Critics often denigrated Millais for the flagrant reversal of gender roles in his depictions of women rescuing men, such as The Order of Release, 1746 (1853), and The Proscribed Royalist, 1651 (1852–1853). Ambiguity and indeterminacy govern outdoor paintings that are devoid of narrative content, such as Autumn Leaves (1856), Spring (1856–1859), and Vale of Rest (1858–1859), in which, rather than endorsing the doctrine of separate spheres, Millais creates a matriarchal world untouched by the law of the father. Unlike Rossetti and Millais, Holman Hunt remained faithful to the principles of Pre-Raphaelite art to the end of his life; like them, he represented gender ambiguity, especially in the The Lady of Shalott (1886–1905) and Isabella and the Pot of Basil (1867) and in his popular religious paintings The Light of the World (1853) and The Shadow of Death (1870–1873), all of which combine conventionally male and female characteristics.

The gender ambiguity initiated by the early Pre-Raphaelites became prevalent in the paintings of the second-generation advocates of aestheticism (art for art's sake) led by Edward Burne-Jones. Privileging the aesthetic over the mimetic, he was upbraided by critics for "sublimely sexless" subjects (James 1989 (1956), p. 147) in paintings such as Laus Veneris (1873–1878), Le Chant d' Amour (1868–1877), The Beguiling of Merlin (1874), The Mirror of Venus (1873–1877), and The Days of Creation (1870–1876). "In a period which was so fraught with sexual anxiety it is perhaps not surprising that the guilt … and the sense of personal impurity and national degeneracy … should be projected onto forms of visual art" (Bullen 1998, p. 216).

A fluid representation of masculinity and femininity also characterizes Simeon Solomon's paintings, such as Love in Autumn (1866), Bacchus (1867), The Evening Star (1871), and The Sleeper and the One Who Watcheth (1870), which critics found effeminate or emasculated. In Solomon's figures the poet Algernon Charles Swinburne noted a "supersexual beauty in which the lineaments of woman and of man seem blended as the lines of sky and landscape melt in the burning mist of heat and light" (quoted in Mancoff 2005, p. 36). Solomon's homoerotic figures represent his attempts to deal with the taboo subject of Victorian homosexuality.

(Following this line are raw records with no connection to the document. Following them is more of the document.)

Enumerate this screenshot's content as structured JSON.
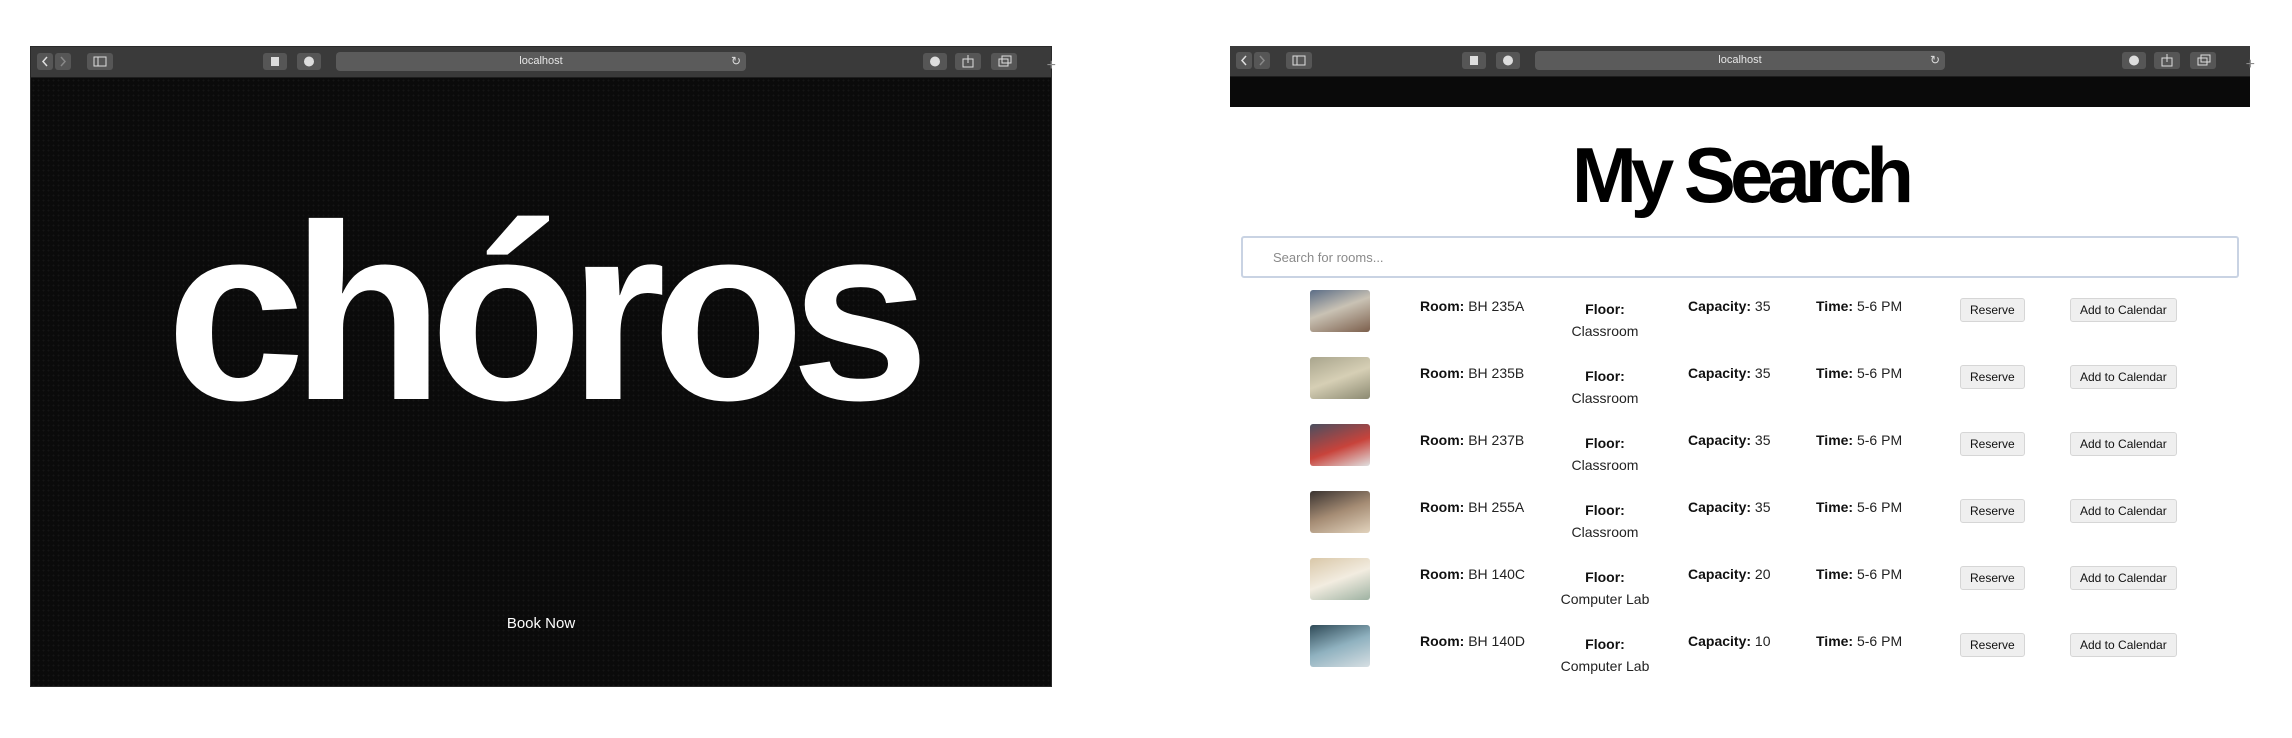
{
  "left_window": {
    "url": "localhost",
    "brand": "chóros",
    "book_now": "Book Now"
  },
  "right_window": {
    "url": "localhost",
    "title": "My Search",
    "search_placeholder": "Search for rooms...",
    "labels": {
      "room": "Room:",
      "floor": "Floor:",
      "capacity": "Capacity:",
      "time": "Time:"
    },
    "buttons": {
      "reserve": "Reserve",
      "calendar": "Add to Calendar"
    },
    "rooms": [
      {
        "room": "BH 235A",
        "floor": "Classroom",
        "capacity": "35",
        "time": "5-6 PM"
      },
      {
        "room": "BH 235B",
        "floor": "Classroom",
        "capacity": "35",
        "time": "5-6 PM"
      },
      {
        "room": "BH 237B",
        "floor": "Classroom",
        "capacity": "35",
        "time": "5-6 PM"
      },
      {
        "room": "BH 255A",
        "floor": "Classroom",
        "capacity": "35",
        "time": "5-6 PM"
      },
      {
        "room": "BH 140C",
        "floor": "Computer Lab",
        "capacity": "20",
        "time": "5-6 PM"
      },
      {
        "room": "BH 140D",
        "floor": "Computer Lab",
        "capacity": "10",
        "time": "5-6 PM"
      }
    ]
  }
}
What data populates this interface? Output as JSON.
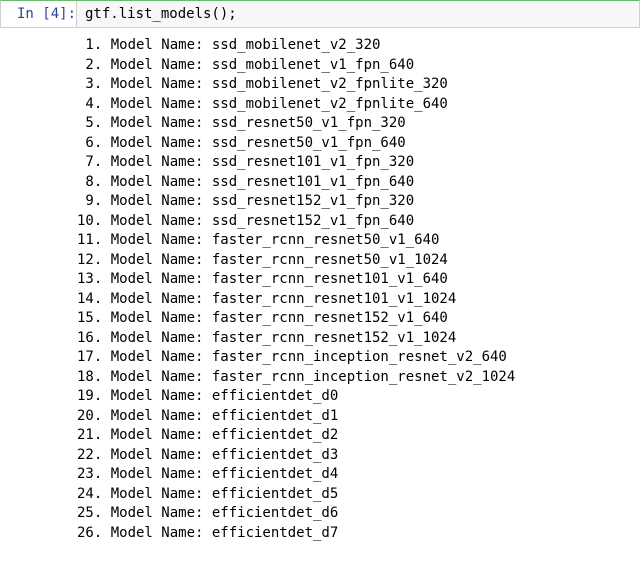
{
  "cell": {
    "prompt_prefix": "In [",
    "prompt_num": "4",
    "prompt_suffix": "]:",
    "code": "gtf.list_models();"
  },
  "output": {
    "label": "Model Name:",
    "lines": [
      {
        "n": " 1",
        "name": "ssd_mobilenet_v2_320"
      },
      {
        "n": " 2",
        "name": "ssd_mobilenet_v1_fpn_640"
      },
      {
        "n": " 3",
        "name": "ssd_mobilenet_v2_fpnlite_320"
      },
      {
        "n": " 4",
        "name": "ssd_mobilenet_v2_fpnlite_640"
      },
      {
        "n": " 5",
        "name": "ssd_resnet50_v1_fpn_320"
      },
      {
        "n": " 6",
        "name": "ssd_resnet50_v1_fpn_640"
      },
      {
        "n": " 7",
        "name": "ssd_resnet101_v1_fpn_320"
      },
      {
        "n": " 8",
        "name": "ssd_resnet101_v1_fpn_640"
      },
      {
        "n": " 9",
        "name": "ssd_resnet152_v1_fpn_320"
      },
      {
        "n": "10",
        "name": "ssd_resnet152_v1_fpn_640"
      },
      {
        "n": "11",
        "name": "faster_rcnn_resnet50_v1_640"
      },
      {
        "n": "12",
        "name": "faster_rcnn_resnet50_v1_1024"
      },
      {
        "n": "13",
        "name": "faster_rcnn_resnet101_v1_640"
      },
      {
        "n": "14",
        "name": "faster_rcnn_resnet101_v1_1024"
      },
      {
        "n": "15",
        "name": "faster_rcnn_resnet152_v1_640"
      },
      {
        "n": "16",
        "name": "faster_rcnn_resnet152_v1_1024"
      },
      {
        "n": "17",
        "name": "faster_rcnn_inception_resnet_v2_640"
      },
      {
        "n": "18",
        "name": "faster_rcnn_inception_resnet_v2_1024"
      },
      {
        "n": "19",
        "name": "efficientdet_d0"
      },
      {
        "n": "20",
        "name": "efficientdet_d1"
      },
      {
        "n": "21",
        "name": "efficientdet_d2"
      },
      {
        "n": "22",
        "name": "efficientdet_d3"
      },
      {
        "n": "23",
        "name": "efficientdet_d4"
      },
      {
        "n": "24",
        "name": "efficientdet_d5"
      },
      {
        "n": "25",
        "name": "efficientdet_d6"
      },
      {
        "n": "26",
        "name": "efficientdet_d7"
      }
    ]
  }
}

The Pre-Raphaelites' representation of gender ambiguity can be explained partly in terms of their desire to represent life truthfully and thus undermine the idealized, stereotypical gender hierarchy. If one considers that the Pre-Raphaelites deliberately chose to create effeminate men and masculine women that critics saw as "grotesque" and "repulsive," one may realize the scope of their contribution to the extension of gendered boundaries. Their representations of gender ambiguity or unconventional gender roles reflect their awareness of legislative movements (divorce laws, women's higher education, women's suffrage) to ameliorate women's social and legal status and redress legalized gender inequities. Besides painting, Pre-Raphaelite art shaped poetry, as in the work of Swinburne and William Morris as well as the novels of writers such as Elizabeth Gaskell, Wilkie Collins, George Eliot, and Thomas Hardy (Andres 2005). The Pre-Raphaelites offered literary artists new ways of extending gender boundaries and representing perceptual, psychological, and poetic realism.

see also Allegory; Androgyny; Art; Effeminacy; Love Poetry; Symbolism.


Andres, Sophia. 2005. The Pre-Raphaelite Art of the Victorian Novel: Narrative Challenges to Visual Gendered Boundaries. Columbus: Ohio State University Press.

Bullen, J. B. 1998. The Pre-Raphaelite Body: Fear and Desire in Painting, Poetry and Criticism. Oxford and New York: Clarendon Press.

James, Henry. 1989 (1956). "The Picture Season in London, 1877." In The Painter's Eye: Notes and Essays on the Pictorial Arts, ed. John L. Sweeney. Madison: University of Wisconsin Press.

Mancoff, Debra N. 2005. "Truth to Nature with a Difference: Solomon's Pre-Raphaelite Identity." In Love Revealed: Simeon Solomon and the Pre-Raphaelite Circle, ed. Colin Cruise. London and New York: Merrell.

Wood, Christopher. 1981. The Pre-Raphaelites. New York: Viking.